I became fascinated with footwear through hip-hop. Back in the early 2000s, most of my peers were bumping G-Unit or similar, but a friend’s older brother gave us access to a stash of classic rap artists like Biggie, Pun, Nas, Big L and Public Enemy that we’d quickly try and download onto our USBs, acting like it was illicit goods. 

While I wouldn’t say music is a huge part of my life anymore, back then it certainly was and I always found the competitive nature, rivalries and one-upmanship of rap captivating. This sparked a need to [source] hard to find rare clothes and sneakers to express my own style. 

What was the first sneaker you remember obsessing over?

The Nike Air Flow. I think it’s just one of those shoes that instantly grabs your attention and looked like nothing else on the shelves at the time. I’m a big teal/green fan and, I remember, when the retro was announced I went to the lengths of printing out press shots and pinning them to my wall as a goal of sorts. 

Back then I didn’t understand terms like “Tier Zero” and how small those runs could be, so I was in for a rude awakening when I made the trip to Foot Patrol to find them completely cleared out. 

The story doesn’t end there.

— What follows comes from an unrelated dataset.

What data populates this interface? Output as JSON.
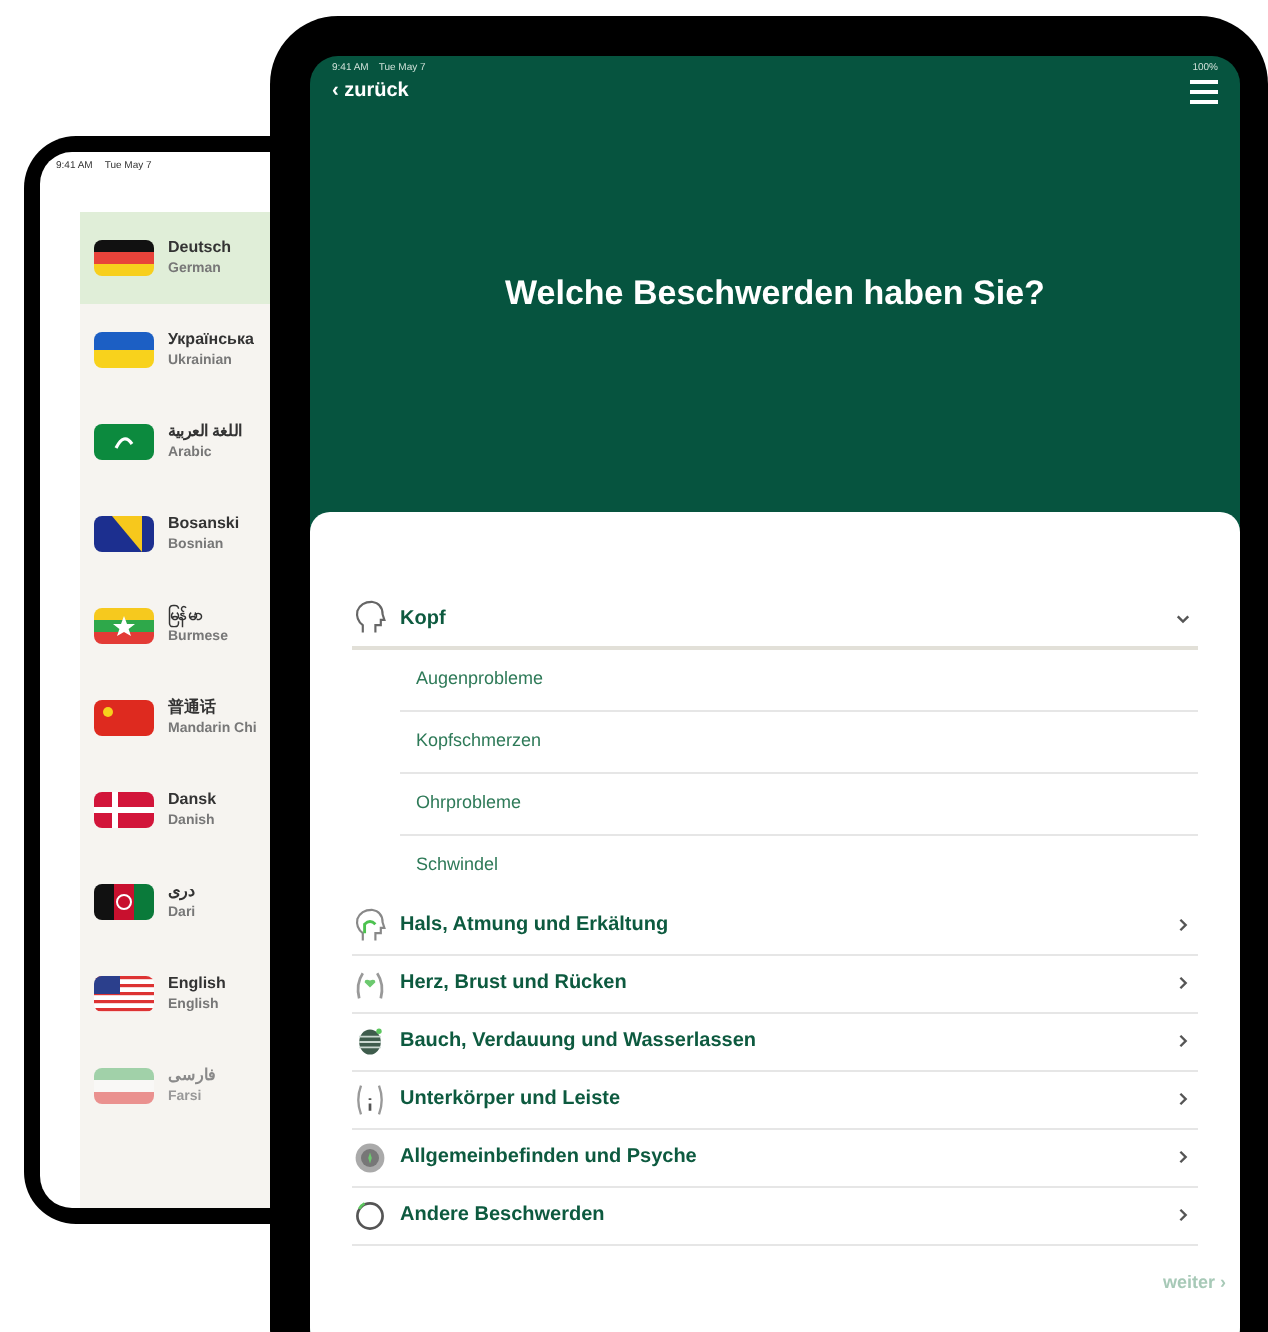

A few weeks later, I attended my first sneaker event at Slam City Skates and managed to barter with a seller for a pair of Flows at a decent price. I still own that pair to this day; the seller and I have become firm friends since. 

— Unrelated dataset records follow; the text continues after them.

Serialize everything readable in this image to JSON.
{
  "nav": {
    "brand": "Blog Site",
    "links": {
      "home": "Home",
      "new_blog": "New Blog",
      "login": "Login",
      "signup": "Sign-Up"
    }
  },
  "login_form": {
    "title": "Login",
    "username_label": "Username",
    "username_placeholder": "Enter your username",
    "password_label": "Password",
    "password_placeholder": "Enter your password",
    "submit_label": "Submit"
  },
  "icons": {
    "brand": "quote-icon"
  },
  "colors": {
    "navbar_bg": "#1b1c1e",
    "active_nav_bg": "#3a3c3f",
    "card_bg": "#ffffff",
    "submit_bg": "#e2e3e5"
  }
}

What is the importance of the Nike Air Spiridon to you?

I think it just reminds me of an enjoyable, more honest time in footwear. It wasn’t the easiest shoe to find (let alone in my size before its 2016 return), so whenever you’d see a pair at an event or online it would grab your attention and become a rush to acquire it before anyone else.

I can’t deny the late Gary Warnett’s effect on my footwear tastes, I would regularly pester him for knowledge and a lot of his favorite silhouettes like the Spiridon quickly became my own. 

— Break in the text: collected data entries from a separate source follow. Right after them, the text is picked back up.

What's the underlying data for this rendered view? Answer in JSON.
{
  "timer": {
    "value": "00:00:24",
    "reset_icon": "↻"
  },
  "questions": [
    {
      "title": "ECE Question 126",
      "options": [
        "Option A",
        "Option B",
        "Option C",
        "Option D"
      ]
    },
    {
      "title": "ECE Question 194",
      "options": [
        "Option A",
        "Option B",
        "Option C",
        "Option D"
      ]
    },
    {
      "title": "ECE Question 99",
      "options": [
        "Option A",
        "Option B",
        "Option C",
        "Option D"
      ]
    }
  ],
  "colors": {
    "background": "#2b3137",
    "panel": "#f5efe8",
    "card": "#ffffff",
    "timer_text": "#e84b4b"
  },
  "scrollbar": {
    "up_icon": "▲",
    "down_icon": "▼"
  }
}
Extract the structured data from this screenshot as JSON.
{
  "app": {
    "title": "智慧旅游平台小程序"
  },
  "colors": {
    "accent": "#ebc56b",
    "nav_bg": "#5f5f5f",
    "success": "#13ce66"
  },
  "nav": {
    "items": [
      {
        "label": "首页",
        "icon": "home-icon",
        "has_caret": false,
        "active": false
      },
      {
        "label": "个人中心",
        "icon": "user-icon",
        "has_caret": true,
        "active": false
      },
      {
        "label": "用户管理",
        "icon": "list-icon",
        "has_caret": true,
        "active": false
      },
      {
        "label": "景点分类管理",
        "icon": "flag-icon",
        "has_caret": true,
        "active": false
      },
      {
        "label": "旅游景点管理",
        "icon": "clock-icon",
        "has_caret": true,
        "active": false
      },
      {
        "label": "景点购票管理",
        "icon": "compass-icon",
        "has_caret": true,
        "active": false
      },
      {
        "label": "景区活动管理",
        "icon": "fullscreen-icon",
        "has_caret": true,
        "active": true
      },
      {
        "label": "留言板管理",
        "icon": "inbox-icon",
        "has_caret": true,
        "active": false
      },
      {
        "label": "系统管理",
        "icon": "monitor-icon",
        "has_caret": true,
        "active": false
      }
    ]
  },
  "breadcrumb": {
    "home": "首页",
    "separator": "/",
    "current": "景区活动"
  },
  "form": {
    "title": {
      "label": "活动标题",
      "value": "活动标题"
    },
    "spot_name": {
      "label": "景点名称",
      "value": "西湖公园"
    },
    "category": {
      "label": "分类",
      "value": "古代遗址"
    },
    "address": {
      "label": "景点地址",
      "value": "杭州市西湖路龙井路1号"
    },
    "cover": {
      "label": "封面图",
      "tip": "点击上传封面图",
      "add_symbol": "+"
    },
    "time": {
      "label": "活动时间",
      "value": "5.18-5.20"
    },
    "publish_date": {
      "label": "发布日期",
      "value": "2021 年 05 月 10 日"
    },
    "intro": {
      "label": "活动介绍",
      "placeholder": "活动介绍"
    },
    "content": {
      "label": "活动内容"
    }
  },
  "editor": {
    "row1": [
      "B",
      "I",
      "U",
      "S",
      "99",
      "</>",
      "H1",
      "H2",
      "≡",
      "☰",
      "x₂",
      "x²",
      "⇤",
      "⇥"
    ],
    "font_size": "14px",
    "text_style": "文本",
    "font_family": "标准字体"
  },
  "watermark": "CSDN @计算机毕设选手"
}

Did the Spiridon change your outlook on footwear?

I’d say it kickstarted a deeper interest in obscure models and cemented the late ‘90s as my favorite era of footwear design. I own around 70 pairs of Spiridons, including multiple deadstock pairs of all the OG colors dating all the way back to shoes initial launch in 1997.

What do you think about Nike playing with the Spiridon nowadays, for example with the Caged version?

Well for one, Nike still hasn’t brought back the classic “Royal Blue” of the OG which is the model’s signature [and] most popular color, which seems like a missed opportunity for sure. The 2016 “Metallic Red” was a great (if slightly bulky) retro and I would have loved to have seen the same treatment on the “Royals.” 

The Caged is a great shoe and has a nice aggressive shape when worn on foot. [It] is as light and comfortable as you’d expect, the Caged is a Steven Smith design which does make me wonder what would have happened if Christian Tressler (the original Spiridon designer) would have come up with he got his hands on the brief. 

How are sneakers and the stories they carry significant to you, and the wider culture?

If it wasn’t for the stories and the people I doubt I’d still be as passionate as I am about footwear and all its facets. I feel both blessed and cursed that was able to come up in an era before the dawn of social media and its effect on the culture. 

For example, camping was something I used to enjoy that seems to have disappeared due to safety and social distancing. Also, random, silent drops or secret stores aren’t possible due to the speed at which news spreads. 

How else do you reflect on your relationship with sneakers, and more specifically, the Spiridon?

It became a running joke among friends that I’m the unofficial Spiridon guy. While I won’t take that crown, it has come in handy on numerous occasions as I’m regularly tagged in pairs and I’m given first-refusal, which I’ll be honest is super helpful as I just don’t have as much time to be hunting anymore. I’m a collector first and foremost and appreciate all the assistance and love that’s come my way due to the silhouette.